NPs can and do work in surgical settings, but operating room training isn’t a standard part of most NP programs. An NP who wants to assist in surgery generally needs additional training or certification beyond their graduate degree. This doesn’t mean NPs are barred from the OR, but the pathway there is less direct.

How the Medical Model Shapes Daily Work

PA education follows the medical model, which centers on diagnosing disease and choosing treatments based on pathology. NP education follows the nursing model, which emphasizes holistic care, patient education, and disease prevention. Both approaches produce competent clinicians, but the training difference shows up in how each role is structured.

PAs typically enter their programs with a bachelor’s degree plus 1,000 to 2,000 hours of direct healthcare experience, then complete a graduate program that mirrors a condensed version of medical school. They take courses in anatomy, pharmacology, and clinical medicine across multiple specialties. NPs take a different path: they first earn a Bachelor of Science in Nursing, work as registered nurses, and then pursue a graduate degree focused on advanced practice within their chosen population.

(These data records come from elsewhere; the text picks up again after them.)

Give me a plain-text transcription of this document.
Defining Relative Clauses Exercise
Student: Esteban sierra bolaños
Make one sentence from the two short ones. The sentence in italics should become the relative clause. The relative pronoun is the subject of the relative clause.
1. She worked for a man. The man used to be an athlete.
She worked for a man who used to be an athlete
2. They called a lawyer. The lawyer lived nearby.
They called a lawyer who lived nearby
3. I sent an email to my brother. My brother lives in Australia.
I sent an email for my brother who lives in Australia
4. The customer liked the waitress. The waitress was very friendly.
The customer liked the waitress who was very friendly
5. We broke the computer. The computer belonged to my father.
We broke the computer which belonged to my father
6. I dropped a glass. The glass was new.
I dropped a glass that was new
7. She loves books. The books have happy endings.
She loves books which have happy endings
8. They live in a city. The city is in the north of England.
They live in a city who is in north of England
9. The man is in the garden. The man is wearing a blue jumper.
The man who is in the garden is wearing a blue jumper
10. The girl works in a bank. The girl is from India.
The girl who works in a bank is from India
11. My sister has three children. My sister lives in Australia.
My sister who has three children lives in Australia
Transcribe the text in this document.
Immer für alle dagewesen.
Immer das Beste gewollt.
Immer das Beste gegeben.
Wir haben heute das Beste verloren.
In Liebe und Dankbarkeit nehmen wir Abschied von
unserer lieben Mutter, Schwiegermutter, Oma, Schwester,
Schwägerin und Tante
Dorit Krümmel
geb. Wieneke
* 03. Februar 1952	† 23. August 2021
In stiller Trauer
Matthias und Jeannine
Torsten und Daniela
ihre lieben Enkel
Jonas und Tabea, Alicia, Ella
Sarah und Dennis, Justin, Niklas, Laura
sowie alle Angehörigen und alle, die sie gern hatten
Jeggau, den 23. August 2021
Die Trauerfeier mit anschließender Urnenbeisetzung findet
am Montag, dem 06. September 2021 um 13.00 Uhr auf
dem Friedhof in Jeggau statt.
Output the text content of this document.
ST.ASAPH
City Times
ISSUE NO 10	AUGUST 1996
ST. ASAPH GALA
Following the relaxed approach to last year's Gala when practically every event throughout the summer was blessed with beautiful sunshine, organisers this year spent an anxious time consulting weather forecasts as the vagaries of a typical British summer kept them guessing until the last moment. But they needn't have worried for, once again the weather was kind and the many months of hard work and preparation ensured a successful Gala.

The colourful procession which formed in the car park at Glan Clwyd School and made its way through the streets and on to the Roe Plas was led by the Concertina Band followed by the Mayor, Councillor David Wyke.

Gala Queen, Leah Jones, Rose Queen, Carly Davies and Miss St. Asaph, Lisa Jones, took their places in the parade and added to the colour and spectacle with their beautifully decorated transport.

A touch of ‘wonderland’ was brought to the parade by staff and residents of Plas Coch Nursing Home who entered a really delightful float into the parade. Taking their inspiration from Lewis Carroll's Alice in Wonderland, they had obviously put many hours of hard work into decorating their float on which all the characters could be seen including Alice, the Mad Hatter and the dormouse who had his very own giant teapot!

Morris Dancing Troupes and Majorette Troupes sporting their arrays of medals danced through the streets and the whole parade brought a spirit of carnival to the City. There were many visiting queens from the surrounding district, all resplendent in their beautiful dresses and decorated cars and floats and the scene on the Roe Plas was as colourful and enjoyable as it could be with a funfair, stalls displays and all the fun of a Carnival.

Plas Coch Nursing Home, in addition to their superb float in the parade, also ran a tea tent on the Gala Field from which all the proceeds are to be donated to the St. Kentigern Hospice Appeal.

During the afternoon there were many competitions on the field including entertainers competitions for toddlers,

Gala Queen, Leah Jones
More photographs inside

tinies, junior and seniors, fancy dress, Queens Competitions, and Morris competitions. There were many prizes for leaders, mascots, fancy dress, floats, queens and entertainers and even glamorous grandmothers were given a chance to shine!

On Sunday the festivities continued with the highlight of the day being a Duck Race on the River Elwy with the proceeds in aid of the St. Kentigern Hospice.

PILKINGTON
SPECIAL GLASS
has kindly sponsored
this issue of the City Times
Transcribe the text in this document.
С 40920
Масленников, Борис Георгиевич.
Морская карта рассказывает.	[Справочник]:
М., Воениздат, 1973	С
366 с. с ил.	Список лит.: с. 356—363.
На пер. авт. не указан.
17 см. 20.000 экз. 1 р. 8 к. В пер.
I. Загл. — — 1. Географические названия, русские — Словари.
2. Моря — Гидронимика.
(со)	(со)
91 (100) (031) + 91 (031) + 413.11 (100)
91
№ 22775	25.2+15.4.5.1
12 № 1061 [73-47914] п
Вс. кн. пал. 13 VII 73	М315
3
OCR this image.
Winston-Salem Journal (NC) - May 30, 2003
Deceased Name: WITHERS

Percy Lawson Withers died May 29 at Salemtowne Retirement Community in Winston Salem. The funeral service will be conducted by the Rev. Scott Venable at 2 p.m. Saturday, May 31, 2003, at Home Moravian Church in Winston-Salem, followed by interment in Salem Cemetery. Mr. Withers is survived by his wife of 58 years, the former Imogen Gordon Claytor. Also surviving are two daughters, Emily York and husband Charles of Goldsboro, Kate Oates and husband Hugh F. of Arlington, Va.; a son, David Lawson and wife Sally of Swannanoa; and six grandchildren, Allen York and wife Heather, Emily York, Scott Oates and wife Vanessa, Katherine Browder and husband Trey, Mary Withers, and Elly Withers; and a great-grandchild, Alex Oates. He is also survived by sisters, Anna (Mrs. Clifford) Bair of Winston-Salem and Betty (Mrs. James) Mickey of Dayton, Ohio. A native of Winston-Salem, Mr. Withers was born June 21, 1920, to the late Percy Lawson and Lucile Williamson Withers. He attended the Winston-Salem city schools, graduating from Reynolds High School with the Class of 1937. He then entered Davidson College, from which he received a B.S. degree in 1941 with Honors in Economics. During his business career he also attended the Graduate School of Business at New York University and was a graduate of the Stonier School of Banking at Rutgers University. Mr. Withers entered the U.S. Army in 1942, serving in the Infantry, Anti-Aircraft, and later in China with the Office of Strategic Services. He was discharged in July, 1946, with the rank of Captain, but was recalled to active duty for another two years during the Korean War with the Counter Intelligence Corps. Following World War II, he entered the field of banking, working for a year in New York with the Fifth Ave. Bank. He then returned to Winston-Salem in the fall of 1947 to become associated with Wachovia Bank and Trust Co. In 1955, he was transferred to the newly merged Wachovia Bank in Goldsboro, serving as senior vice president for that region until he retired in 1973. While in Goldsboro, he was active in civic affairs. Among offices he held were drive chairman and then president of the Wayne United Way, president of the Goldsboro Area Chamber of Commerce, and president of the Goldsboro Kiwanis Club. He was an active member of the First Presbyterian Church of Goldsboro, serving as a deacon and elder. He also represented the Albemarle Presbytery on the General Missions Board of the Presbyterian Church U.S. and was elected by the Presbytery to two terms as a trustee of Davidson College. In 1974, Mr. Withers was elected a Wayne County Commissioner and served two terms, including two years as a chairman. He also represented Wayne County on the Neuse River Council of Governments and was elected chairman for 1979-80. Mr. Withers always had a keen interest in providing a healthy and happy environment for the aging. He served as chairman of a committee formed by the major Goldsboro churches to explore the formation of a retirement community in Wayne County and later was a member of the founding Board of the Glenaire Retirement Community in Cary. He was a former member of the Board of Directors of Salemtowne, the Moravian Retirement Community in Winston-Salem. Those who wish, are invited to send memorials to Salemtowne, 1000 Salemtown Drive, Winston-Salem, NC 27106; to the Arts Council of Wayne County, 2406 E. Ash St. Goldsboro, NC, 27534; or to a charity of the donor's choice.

The practical result is that PAs tend to have broader diagnostic training out of the gate, while NPs tend to have deeper expertise in their specific area of focus. Neither approach is objectively better, but they create different starting points for clinical work.

Intensive Care and High-Acuity Settings

In ICUs and emergency departments, both PAs and NPs perform critical care procedures, including intubation, central line placement, and ventilator management. Neither role is categorically restricted from these tasks. However, PAs enter these settings with a licensing structure that already covers all patient populations and acuity levels. NPs need their scope of practice to align with their specific education and certification.

A CHEST Journal review of integrating both roles into ICUs noted that while both are qualified and capable of performing critical care procedures, they may need additional procedural training during orientation regardless of their title. The real gatekeepers are often individual hospitals, which set their own privileging policies that can expand or restrict what either role does on a day-to-day basis. Two hospitals in the same state might grant very different procedural privileges to PAs and NPs based on internal policy rather than state law.

Practice Authority Varies by State

The legal framework governing PAs and NPs differs significantly from state to state, which complicates any blanket statement about what one can do versus the other. Some states require PAs to practice under physician supervision. Others allow collaborative agreements, and a growing number let PAs practice and prescribe independently once certain requirements are met.

NPs have their own patchwork of state laws. Over two dozen states grant NPs full practice authority, meaning they can evaluate patients, diagnose, order tests, and prescribe medications without physician oversight. In states where NPs have full independence and PAs still require a supervisory agreement, NPs actually have more autonomy, not less. The reverse is true in other states. What a PA can do that an NP cannot depends heavily on your state’s specific regulations.

Recertification and Continuing Education

PAs maintain their certification through the National Commission on Certification of Physician Assistants on a 10-year cycle. Within that decade, they complete five two-year intervals, logging 100 continuing medical education credits every two years. This structure keeps their generalist credential current without requiring them to recertify in a narrow specialty.

NP recertification is tied to their specialty board. Because NPs hold population-specific certifications, their continuing education requirements are focused on that specialty area. If an NP holds multiple certifications, they maintain each one separately. PAs, holding a single generalist certification, have a simpler maintenance process even if they change clinical settings multiple times over their career.